También ahora moraban en el convento de Mariabronn dos individuos singulares, el uno viejo y el otro joven. Todos los hermanos, cuya muchedumbre llenaba celdas, capillas y aulas, los conocían y tenían fija en ellos su atención. El viejo era el abad Daniel, y el joven, el educando Narciso, quién, aunque había comenzado el noviciado hacía poco, se le empleaba ya, debido a sus excepcionales dotes y pasando por alto la costumbre, como maestro, especialmente en griego. Los dos, el abad y el novicio, gozaban de gran prestigio en la casa y eran objeto de curiosa observación: se les admiraba y se les envidiaba, y, en secreto, se les censuraba también.
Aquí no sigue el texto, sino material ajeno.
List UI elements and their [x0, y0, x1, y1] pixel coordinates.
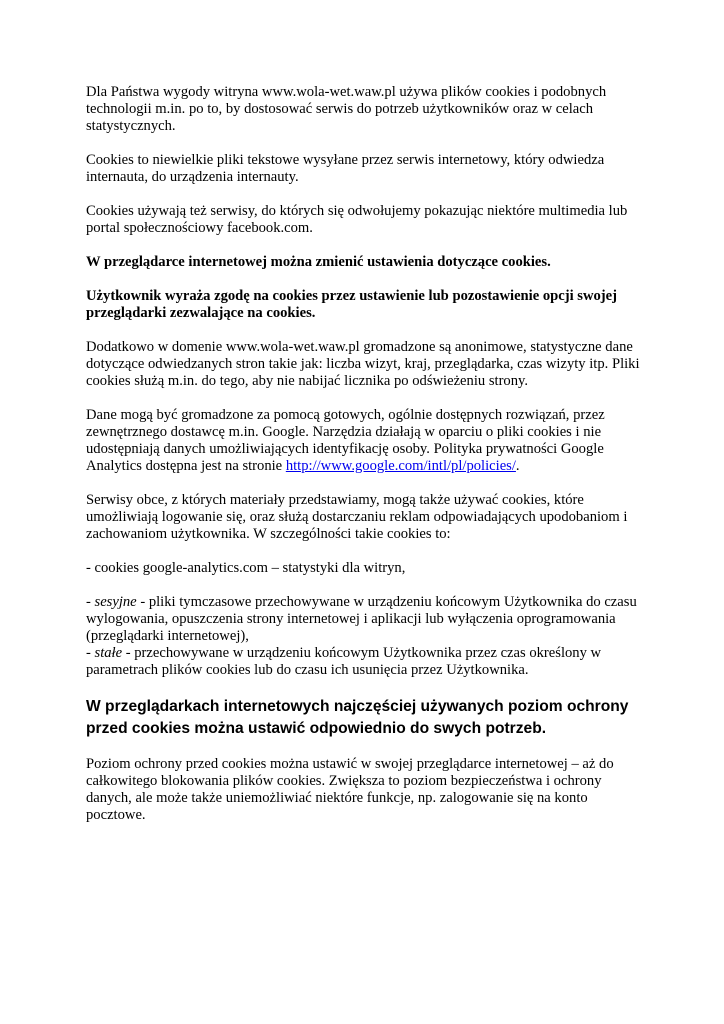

Los más profesaban afecto al abad. No tenía enemigos; era un hombre lleno de bondad, de sencillez, de humildad, únicamente los eruditos del convento mezclaban en su amor cierto desdén, pues el abad Daniel, aunque fuese un santo, un letrado ciertamente no lo era. Poseía esa simplicidad que es sabiduría, pero su latín era modesto y el griego lo desconocía por completo.
Esos pocos que, en algunas ocasiones, se sonreían de la candidez del abad, eran los que más entusiasmo sentían por Narciso, el niño prodigio, el apuesto jovenzuelo, con su elegante griego, sus aristocráticos modales, su serena y penetrante mirada de pensador y sus labios finos, hermosos y enérgicos. Los espíritus cultos lo apreciaban por su maravilloso conocimiento de la lengua griega, la gran mayoría de sus compañeros lo amaba por su distinción y su nobleza, y muchos se habían prendado de él. Y el que fuera tan reposado y contenido y tuviera tan cortesanas maneras desagradaba a algunos.
El abad y el novicio soportaban, cada cual a su modo, el destino de los elegidos, y también dominaban y sufrían cada cual a su modo. Sentían ambos mayor afinidad y atracción entre sí que respecto a todos los demás moradores del convento; y sin embargo ni solían reunirse a solas ni podían acostumbrarse a su mutua compañía. El abad trataba al joven con la mayor solicitud, con la mayor consideración; cuidábalo como a un hermano excepcional, frágil, quizá maduro antes de tiempo, quizás en peligro. El joven recibía todos los mandatos, consejos y alabanzas del abad con irreprochable actitud; jamás contradecía, jamás se malhumoraba; y si era exacto el juicio del abad de que no tenía más defecto que el orgullo, ese defecto sabía ocultarlo a maravilla. Nada podía decirse de él: era perfecto y superior a todos. Empero, fuera de los eruditos, tenía pocos amigos verdaderos; su distinción lo envolvía como en un aire helado.